Sunday, February 20, 2011

High-Tech Sociopaths

Online anonymity has created what the computer scientist Jaron Lanier calls a “culture of sadism.” Some Yahoo comments were disgusting. “She got what she deserved,” one said. “This is what happens when dumb sexy female reporters want to make it about them.” Hillbilly Nation chimed in: “Should have been Katie.”
The “60 Minutes” story about Senator Scott Brown’s revelation that a camp counselor sexually abused him as a child drew harsh comments on the show’s Web site, many politically motivated.

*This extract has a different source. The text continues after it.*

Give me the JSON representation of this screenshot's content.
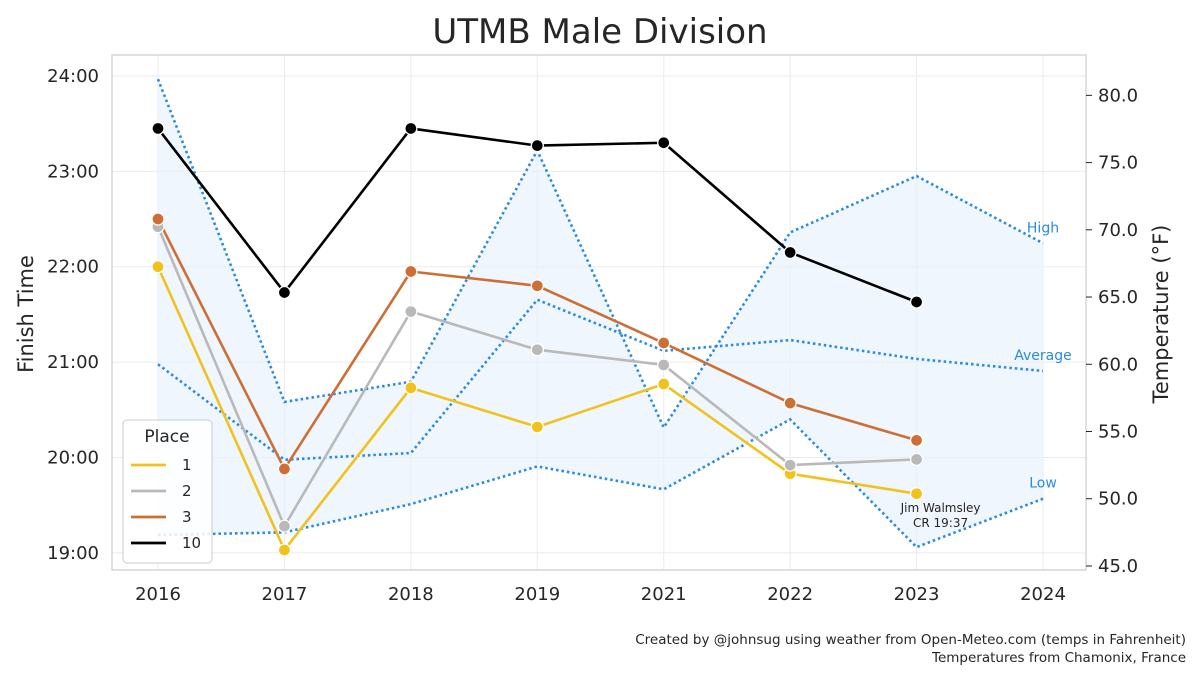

Acupuncturegirl advised: “Scott, shut the hell up. You are gross.” Dutra1 noted: “OK, Scott, you get your free pity pills. Now examine the image you see in the mirror; is it a man?”

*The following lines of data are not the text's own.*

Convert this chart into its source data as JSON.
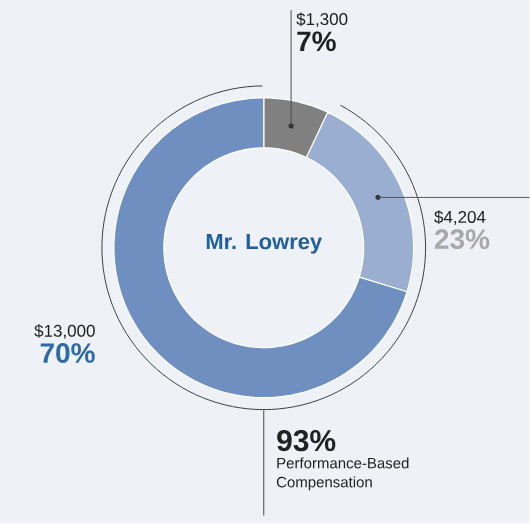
{
  "chart_data": {
    "type": "donut",
    "title": "Mr. Lowrey",
    "categories": [
      null,
      null,
      null
    ],
    "values": [
      1300,
      4204,
      13000
    ],
    "colors": [
      "#808080",
      "#9aaed2",
      "#6f8fc0"
    ],
    "value_labels": [
      "$1,300",
      "$4,204",
      "$13,000"
    ],
    "annotations": [
      "7%",
      "23%",
      "70%",
      "93%",
      "Performance-Based Compensation"
    ]
  }
}
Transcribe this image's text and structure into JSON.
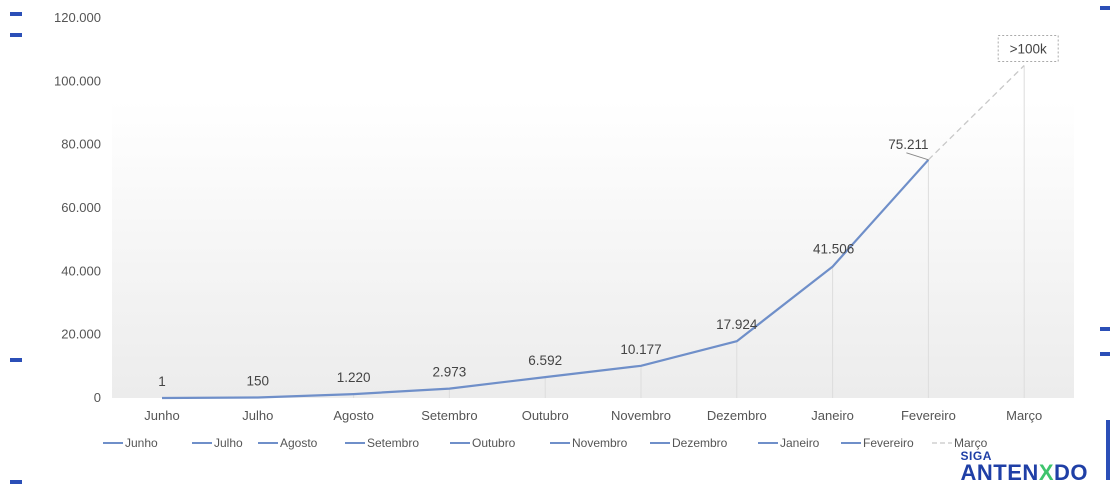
{
  "chart_data": {
    "type": "line",
    "categories": [
      "Junho",
      "Julho",
      "Agosto",
      "Setembro",
      "Outubro",
      "Novembro",
      "Dezembro",
      "Janeiro",
      "Fevereiro",
      "Março"
    ],
    "series": [
      {
        "values": [
          1,
          150,
          1220,
          2973,
          6592,
          10177,
          17924,
          41506,
          75211,
          null
        ],
        "labels": [
          "1",
          "150",
          "1.220",
          "2.973",
          "6.592",
          "10.177",
          "17.924",
          "41.506",
          "75.211",
          null
        ],
        "color": "#6f8fc9"
      },
      {
        "style": "dashed",
        "values": [
          null,
          null,
          null,
          null,
          null,
          null,
          null,
          null,
          75211,
          105000
        ],
        "labels": [
          null,
          null,
          null,
          null,
          null,
          null,
          null,
          null,
          null,
          ">100k"
        ],
        "color": "#c8c8c8"
      }
    ],
    "yticks": [
      "0",
      "20.000",
      "40.000",
      "60.000",
      "80.000",
      "100.000",
      "120.000"
    ],
    "ylim": [
      0,
      120000
    ],
    "legend_position": "bottom",
    "legend": [
      {
        "label": "Junho",
        "style": "solid"
      },
      {
        "label": "Julho",
        "style": "solid"
      },
      {
        "label": "Agosto",
        "style": "solid"
      },
      {
        "label": "Setembro",
        "style": "solid"
      },
      {
        "label": "Outubro",
        "style": "solid"
      },
      {
        "label": "Novembro",
        "style": "solid"
      },
      {
        "label": "Dezembro",
        "style": "solid"
      },
      {
        "label": "Janeiro",
        "style": "solid"
      },
      {
        "label": "Fevereiro",
        "style": "solid"
      },
      {
        "label": "Março",
        "style": "dashed"
      }
    ],
    "grid": false
  },
  "logo": {
    "top": "SIGA",
    "bottom_a": "ANTEN",
    "bottom_b": "X",
    "bottom_c": "DO"
  }
}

Evgeny Morozov, author of “The Net Delusion: The Dark Side of Internet Freedom,” told me Twitter creates a false intimacy and can “bring out the worst in people. You’re straining after eyeballs, not big thoughts. So you go for the shallow, funny, contrarian or cynical.”
Nicholas Carr, author of “The Shallows: What the Internet is Doing to Our Brains,” says technology amplifies everything, good instincts and base. While technology is amoral, he said, our brains may be rewired in disturbing ways.
“Researchers say that we need to be quiet and attentive if we want to tap into our deeper emotions,” he said. “If we’re constantly interrupted and distracted, we kind of short-circuit our empathy. If you dampen empathy and you encourage the immediate expression of whatever is in your mind, you get a lot of nastiness that wouldn’t have occurred before.”
Leon Wieseltier, literary editor of The New Republic, recalled that when he started his online book review he forbade comments, wary of high-tech sociopaths.
“I’m not interested in having the sewer appear on my site,” he said. “Why would I engage with people digitally whom I would never engage with actually? Why does the technology exonerate the kind of foul expression that you would not tolerate anywhere else?”
Why indeed?
Technology is not amoral.  It is a machine morality.  The technical morality promotes efficiency above all else.  For example, omitted from the above op ed piece is any mention as to why a MSM organization would allow these posts to be placed on their site.  They could easily moderate.  If Internet trolls are so despicable, the why allow them to post in the first place?  The controversy attracts and holders readers, of course.  Hence the technical requirements of technological commercialism may only equate "good" with more eyeballs.  Although hardly a revelation, it is part of a pattern that imposes itself on the human technological society and culture.  Of course, humans are not machines, and therein lies the conflict.  Technological society may materially elevate.  As a result, expectations are raised and cannot be met.  Well being ceases to be a factor.  Survival instincts grow decadent.  One must grow hard against nothing.  Sociopaths lash out.  So might everyone else, but who really wants to be like a sociopath?

And the mass stays in line a little longer.